Moncler celebrated its 70th birthday with an enormous flash mob opposite the Duomo in the centre of Milan. 1,956 dancers (a nod to the year the label was founded) moved in complete synchronicity, throwing their limbs into the air and contorting their bodies like they were in the final auditions for a West End revival of the Blue Man Group. Each and every participant wore the brand’s signature Maya jacket in an optic white, transforming the piazza into some kind of interpretative, arctic expedition. To coincide with the anniversary, CEO and Chairman Remo Ruffini invited a slew of designers to reinterpret that same coat, with Pharell, Rick Owens, and Hiroshi Fujiwara’s designs dropping weekly from October 15. Christened by a couple of NFTs – of course – the brand’s epic birthday bonanza will run for 70 days, with an immersive exhibition spanning New York, London, and Seoul in the months to come.

HAN KJØBENHAVN

Han Kjøbenhavn had the internet in a – quite literal – chokehold earlier this year when Julia Fox wore one of his gruesome designs to the Vanity Fair afterparty at the Oscars, the grip of a skeletal hand on her bare neck forged from black leather. Things were just as uncomfortable at Milan Fashion Week, as the designer pulled a collection out of the shadowland of his subconscious. “Shadows are what we think of it to be.
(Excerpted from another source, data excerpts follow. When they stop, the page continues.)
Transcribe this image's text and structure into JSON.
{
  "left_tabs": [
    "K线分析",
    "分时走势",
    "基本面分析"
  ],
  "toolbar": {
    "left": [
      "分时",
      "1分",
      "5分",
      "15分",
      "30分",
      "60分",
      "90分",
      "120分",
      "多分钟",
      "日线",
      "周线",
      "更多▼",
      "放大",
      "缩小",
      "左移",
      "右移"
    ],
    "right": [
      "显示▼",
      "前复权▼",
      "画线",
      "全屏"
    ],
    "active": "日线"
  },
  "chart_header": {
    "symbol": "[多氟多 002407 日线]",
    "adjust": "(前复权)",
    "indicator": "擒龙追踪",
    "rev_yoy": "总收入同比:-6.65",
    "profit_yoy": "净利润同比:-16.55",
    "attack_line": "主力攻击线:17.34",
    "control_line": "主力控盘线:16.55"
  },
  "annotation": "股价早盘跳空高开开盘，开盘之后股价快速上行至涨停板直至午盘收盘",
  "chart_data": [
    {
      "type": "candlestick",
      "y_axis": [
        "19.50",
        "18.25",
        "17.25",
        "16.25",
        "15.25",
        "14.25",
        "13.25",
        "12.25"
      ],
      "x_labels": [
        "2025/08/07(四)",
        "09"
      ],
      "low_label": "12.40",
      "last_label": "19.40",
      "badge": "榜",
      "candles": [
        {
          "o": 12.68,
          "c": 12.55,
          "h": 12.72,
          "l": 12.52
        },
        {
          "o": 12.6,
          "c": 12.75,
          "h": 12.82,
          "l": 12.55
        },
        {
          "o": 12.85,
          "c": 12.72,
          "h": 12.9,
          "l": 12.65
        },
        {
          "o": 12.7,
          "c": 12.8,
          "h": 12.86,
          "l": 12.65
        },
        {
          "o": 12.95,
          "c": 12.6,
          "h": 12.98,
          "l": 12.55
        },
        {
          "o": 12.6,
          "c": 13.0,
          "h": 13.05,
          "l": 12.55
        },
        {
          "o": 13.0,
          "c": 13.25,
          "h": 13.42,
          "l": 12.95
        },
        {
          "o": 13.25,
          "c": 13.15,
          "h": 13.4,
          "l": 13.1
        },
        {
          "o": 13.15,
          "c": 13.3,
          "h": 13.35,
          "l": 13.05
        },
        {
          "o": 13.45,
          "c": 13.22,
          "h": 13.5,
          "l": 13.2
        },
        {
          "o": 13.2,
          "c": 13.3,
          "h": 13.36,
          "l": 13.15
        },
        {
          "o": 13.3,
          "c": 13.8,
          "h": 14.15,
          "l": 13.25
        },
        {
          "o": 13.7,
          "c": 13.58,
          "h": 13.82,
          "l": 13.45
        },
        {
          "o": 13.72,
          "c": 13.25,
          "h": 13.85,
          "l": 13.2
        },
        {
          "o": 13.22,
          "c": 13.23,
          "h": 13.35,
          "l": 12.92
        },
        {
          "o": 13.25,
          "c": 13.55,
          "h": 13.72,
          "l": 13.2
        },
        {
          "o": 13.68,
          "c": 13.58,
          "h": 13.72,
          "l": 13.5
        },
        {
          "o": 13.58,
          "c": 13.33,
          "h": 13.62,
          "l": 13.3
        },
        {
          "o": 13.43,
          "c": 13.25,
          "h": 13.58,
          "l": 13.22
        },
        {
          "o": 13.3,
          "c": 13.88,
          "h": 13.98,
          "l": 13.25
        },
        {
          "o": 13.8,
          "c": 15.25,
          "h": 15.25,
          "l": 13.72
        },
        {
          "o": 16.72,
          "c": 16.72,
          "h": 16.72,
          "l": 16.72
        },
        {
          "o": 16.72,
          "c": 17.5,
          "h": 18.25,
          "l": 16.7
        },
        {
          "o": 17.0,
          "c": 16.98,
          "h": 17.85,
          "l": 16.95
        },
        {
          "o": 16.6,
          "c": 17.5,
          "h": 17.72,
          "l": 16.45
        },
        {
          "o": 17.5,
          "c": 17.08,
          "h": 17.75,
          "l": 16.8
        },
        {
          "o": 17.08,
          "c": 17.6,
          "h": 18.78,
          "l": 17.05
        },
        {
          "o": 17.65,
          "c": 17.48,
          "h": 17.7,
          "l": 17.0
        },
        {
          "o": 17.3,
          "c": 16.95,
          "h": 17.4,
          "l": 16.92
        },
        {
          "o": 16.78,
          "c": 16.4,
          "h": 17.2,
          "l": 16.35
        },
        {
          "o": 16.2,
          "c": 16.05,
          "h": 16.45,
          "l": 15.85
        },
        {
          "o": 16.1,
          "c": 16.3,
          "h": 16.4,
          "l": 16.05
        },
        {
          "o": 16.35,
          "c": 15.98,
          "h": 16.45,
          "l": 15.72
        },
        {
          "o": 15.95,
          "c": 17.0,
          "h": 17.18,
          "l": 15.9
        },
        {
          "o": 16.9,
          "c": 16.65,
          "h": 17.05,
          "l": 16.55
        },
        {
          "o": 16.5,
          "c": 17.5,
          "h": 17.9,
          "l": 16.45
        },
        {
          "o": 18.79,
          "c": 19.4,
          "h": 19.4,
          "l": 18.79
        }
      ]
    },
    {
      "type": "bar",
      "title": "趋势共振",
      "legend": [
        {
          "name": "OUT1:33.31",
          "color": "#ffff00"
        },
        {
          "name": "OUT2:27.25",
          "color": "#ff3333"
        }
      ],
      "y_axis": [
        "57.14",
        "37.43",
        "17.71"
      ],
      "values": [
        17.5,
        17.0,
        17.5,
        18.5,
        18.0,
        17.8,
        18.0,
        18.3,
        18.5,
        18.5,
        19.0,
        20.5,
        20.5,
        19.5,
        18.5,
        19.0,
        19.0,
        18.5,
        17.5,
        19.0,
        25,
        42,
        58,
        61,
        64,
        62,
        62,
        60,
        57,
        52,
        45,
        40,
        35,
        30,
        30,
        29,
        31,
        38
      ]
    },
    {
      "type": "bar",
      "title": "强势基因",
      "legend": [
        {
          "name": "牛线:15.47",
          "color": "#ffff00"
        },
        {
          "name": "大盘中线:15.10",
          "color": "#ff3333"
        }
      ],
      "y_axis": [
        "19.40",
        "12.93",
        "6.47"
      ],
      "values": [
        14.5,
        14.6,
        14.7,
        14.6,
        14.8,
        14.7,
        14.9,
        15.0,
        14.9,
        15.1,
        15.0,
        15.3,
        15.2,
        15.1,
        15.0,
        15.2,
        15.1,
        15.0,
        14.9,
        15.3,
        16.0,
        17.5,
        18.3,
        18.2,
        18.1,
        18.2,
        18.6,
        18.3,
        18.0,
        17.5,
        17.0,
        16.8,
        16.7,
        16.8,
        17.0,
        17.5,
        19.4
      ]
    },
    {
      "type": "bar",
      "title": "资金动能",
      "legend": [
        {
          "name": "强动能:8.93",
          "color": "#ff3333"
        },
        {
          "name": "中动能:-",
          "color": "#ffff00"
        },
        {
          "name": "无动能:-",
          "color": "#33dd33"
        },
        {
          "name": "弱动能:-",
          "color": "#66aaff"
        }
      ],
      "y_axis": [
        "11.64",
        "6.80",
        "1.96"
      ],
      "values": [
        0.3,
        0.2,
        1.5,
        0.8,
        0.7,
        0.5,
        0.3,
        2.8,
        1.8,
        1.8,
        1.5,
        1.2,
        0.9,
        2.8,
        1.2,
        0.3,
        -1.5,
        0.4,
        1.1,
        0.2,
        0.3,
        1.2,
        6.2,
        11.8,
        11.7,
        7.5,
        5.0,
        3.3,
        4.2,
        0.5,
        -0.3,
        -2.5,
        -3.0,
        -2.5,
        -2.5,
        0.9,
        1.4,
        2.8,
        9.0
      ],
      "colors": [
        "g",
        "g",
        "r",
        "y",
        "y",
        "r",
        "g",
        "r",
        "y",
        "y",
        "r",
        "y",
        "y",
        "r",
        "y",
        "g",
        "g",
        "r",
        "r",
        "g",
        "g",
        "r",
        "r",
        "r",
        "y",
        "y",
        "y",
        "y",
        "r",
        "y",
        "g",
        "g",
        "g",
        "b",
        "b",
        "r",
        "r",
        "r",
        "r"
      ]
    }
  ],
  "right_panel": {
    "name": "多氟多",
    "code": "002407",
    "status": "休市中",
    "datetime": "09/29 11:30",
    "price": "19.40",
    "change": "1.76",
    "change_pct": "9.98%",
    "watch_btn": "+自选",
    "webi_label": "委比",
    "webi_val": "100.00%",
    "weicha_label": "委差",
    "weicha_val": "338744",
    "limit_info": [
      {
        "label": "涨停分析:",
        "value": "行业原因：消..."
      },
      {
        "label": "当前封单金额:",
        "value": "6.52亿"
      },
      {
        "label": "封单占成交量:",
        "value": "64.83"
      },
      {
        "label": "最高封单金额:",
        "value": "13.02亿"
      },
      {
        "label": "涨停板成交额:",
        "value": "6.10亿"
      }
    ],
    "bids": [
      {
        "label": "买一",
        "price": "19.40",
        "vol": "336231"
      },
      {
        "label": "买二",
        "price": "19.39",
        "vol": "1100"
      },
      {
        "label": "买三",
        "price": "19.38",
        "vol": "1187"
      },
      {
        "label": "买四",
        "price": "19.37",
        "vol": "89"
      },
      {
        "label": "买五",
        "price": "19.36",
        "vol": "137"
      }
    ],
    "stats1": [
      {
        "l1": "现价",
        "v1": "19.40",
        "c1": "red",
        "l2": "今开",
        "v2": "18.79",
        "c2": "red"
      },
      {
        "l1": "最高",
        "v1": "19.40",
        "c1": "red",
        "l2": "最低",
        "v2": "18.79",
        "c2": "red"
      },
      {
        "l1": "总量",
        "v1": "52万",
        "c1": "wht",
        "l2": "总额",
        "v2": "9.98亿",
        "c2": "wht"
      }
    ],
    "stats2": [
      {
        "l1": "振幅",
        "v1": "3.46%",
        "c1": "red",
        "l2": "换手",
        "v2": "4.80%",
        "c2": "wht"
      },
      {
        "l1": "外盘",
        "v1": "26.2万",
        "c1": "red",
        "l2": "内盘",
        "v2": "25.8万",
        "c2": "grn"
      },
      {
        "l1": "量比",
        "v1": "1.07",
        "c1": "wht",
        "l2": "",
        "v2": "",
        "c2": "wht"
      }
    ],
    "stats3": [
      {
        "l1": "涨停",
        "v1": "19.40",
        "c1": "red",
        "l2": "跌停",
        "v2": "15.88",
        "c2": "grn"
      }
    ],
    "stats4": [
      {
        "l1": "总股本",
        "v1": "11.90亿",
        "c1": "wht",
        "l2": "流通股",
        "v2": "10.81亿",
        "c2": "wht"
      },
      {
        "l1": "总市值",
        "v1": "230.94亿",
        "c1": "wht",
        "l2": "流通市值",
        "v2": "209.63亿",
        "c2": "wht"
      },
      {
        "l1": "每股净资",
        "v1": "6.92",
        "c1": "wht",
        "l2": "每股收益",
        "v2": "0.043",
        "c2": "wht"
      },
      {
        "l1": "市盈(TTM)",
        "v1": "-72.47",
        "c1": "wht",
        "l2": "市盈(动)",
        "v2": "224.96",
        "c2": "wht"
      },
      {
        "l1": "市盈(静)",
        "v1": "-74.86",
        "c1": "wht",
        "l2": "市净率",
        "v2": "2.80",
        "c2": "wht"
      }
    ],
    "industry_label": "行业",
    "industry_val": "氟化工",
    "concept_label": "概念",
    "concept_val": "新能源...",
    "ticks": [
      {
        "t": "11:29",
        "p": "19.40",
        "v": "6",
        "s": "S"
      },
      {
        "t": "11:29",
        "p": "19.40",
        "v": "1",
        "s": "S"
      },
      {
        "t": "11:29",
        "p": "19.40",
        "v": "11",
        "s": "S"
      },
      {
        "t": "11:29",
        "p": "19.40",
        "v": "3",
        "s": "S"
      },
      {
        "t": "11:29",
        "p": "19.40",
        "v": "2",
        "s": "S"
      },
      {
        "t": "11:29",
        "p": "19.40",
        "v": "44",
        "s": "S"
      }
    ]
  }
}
The objects, shapes, and emotions it carries with it, is up to the receiver to feel,” his show notes read. “My aim is that it is interesting enough for people to engage in.” Those feelings translated into bizzaro evening wear featuring hooded swimsuits, metallic bralettes, and barbed skirts; dresses which took on a Rick Owens sensibility in peak-shoulders, angular hips, and severe cut-outs at the sternum; pincer-like boots and 3D moulded necklines. 

MATTY BOVAN

Matty Bovan made his Milan Fashion Week debut this season with a retina-burning, vibration-raising, and BRAIN-MELTING collection of club kid buffoonery. On the request of Domenico and Stefano, the CSM graduate set up shop in Dolce & Gabbana’s ateliers, with full access to their seamstresses, materials, and archives, birthing the kind of madcap clothes that almost evade description. Alva Claire, Richie Shazam, and Ashley Graham stomped through a chequerboard runway, bundled in layers of mad, art school creations, among them pannier-hipped corset-dresses cut from clashing, zig zag patterns and illusory squares; mermaid tail quilt-skirts; hand-painted jeans embellished with golden doilies and hot pink straps; and double-sleeved, diamanté-encrusted hoodies cropped at the collarbone. There were glimpses of slightly more commercial pieces, like patchwork cardigans and drag racer gloves, but as soon as the eye could just about distinguish one thing, it was drawn to another – namely all the perspex triangle hats that were plonked onto the models’ heads and shoulders.